Tracking, Visualising and Cycling
Along with Martin Zaltz Austwick, who blogs as Sociable Physics, I led a workshop session as part of CASA’s annual conference. The topic was “Tracking, Visualising and Cycling” and focused on analysing and mapping bikeshare data. I concentrated on mapping the near-real-time docking station data, while Martin graphed journey data. Both of us used Google Drive as a quick an easy platform to map spatial data and graph it. The techniques that the participants were led through are relatively rudimentary, but hopefully acheived our main purposes of demonstrating the availability of such data and the utility of Google Drive for quick analysis, without leaving anyone on the course behind.
After short presentations by Martin and myself, presenting our recent related output, there were two practical sessions. In the first session, I led participants through downloading the live dock locations/status JSON data files from bikeshare systems in the US, before hacking the JSON into a CSV suitable for upload to Google Drive and showing on a map as a Google Fusion Table. A calculated column was then added to show the empty/full ratio and the docking stations on the maps were coloured appropriately. The result looked a bit like this (if the New York dataset was picked):
A couple of gotchas we ran into: (1) If using Notepad, don’t save the JSON text, as that will “burn in” linebreaks that break it. (2) If you don’t see Google Fusion Tables in your Google Drive apps menu, you need to add it as an app using the button at the bottom of the popup.

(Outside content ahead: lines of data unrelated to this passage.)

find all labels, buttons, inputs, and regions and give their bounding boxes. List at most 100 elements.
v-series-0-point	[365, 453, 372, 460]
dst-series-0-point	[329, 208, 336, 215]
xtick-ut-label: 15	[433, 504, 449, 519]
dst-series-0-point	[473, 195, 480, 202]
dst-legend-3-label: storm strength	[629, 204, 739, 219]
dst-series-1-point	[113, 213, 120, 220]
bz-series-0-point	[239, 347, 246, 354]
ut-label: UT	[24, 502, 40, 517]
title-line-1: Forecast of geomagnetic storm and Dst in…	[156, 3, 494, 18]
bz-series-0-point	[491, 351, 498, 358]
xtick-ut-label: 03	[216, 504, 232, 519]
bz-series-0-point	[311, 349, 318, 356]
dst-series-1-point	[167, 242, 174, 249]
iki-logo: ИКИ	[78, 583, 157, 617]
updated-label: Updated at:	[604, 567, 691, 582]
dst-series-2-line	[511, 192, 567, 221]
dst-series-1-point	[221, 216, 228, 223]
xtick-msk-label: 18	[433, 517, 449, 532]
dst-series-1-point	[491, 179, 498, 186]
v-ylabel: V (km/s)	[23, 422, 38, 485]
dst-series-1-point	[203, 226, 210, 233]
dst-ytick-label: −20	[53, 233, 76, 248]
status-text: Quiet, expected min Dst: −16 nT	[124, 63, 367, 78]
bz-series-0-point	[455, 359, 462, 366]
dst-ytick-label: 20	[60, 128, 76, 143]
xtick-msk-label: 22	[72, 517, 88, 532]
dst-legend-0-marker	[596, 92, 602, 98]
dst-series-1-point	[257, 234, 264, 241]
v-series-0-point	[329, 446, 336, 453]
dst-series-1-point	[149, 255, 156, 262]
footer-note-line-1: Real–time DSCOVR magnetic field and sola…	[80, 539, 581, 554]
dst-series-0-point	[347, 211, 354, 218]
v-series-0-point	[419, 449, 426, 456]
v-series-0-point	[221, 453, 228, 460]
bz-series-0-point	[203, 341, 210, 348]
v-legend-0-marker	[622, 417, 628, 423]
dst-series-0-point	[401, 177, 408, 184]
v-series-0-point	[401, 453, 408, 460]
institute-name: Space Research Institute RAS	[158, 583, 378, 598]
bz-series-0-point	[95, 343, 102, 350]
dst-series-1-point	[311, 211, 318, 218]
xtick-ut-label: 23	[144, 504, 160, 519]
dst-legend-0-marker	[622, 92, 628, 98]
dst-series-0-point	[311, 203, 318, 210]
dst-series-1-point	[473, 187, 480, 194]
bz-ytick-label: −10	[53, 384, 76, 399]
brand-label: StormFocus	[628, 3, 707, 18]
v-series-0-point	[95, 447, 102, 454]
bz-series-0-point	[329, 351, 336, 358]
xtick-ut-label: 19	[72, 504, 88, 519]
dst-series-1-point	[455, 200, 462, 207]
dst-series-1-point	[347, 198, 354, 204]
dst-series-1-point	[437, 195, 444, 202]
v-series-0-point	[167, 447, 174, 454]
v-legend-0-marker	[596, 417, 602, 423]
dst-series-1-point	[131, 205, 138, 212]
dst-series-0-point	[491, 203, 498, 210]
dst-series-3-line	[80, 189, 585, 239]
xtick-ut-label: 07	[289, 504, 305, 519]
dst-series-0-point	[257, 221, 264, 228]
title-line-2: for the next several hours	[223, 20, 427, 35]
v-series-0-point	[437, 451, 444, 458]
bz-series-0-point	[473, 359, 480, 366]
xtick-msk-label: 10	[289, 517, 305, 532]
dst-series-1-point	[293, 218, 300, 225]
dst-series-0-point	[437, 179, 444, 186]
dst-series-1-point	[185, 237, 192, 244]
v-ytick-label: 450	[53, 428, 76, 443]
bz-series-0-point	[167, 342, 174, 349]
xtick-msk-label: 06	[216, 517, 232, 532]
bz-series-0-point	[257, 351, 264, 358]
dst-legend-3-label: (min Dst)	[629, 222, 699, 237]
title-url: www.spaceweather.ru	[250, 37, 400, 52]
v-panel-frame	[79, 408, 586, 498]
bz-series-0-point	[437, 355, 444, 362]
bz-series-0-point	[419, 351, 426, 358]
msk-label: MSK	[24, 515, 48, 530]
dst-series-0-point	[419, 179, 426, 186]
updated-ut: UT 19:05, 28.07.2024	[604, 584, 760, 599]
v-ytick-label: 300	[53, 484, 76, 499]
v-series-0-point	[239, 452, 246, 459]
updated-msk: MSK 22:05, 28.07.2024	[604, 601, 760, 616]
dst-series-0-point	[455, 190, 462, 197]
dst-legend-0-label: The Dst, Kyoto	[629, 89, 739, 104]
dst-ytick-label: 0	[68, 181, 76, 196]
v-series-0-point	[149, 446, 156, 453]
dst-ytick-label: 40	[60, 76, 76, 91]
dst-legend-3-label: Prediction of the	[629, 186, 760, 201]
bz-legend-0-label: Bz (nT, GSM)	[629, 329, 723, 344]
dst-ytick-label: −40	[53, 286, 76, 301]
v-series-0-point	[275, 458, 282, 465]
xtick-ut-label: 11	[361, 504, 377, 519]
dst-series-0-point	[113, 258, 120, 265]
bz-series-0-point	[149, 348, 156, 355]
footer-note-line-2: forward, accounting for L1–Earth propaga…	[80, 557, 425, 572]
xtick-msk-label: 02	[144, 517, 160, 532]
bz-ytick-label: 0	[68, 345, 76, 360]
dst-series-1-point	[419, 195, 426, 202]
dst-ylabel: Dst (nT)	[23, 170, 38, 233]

Martin then followed by showing participants how to download journey data from the Washington DC “Capital Bikeshare” website, extracting just the data for Saturday 30 June 2012, extracting the number of minutes each journey took in Excel, binning the journeys by minute and then plotting it on a Google Speadsheet chart. An additional section was breaking down the plots by user type – showing a pronounced difference between Subscriber and Casual hires – the latter generally taking much longer for their journeys.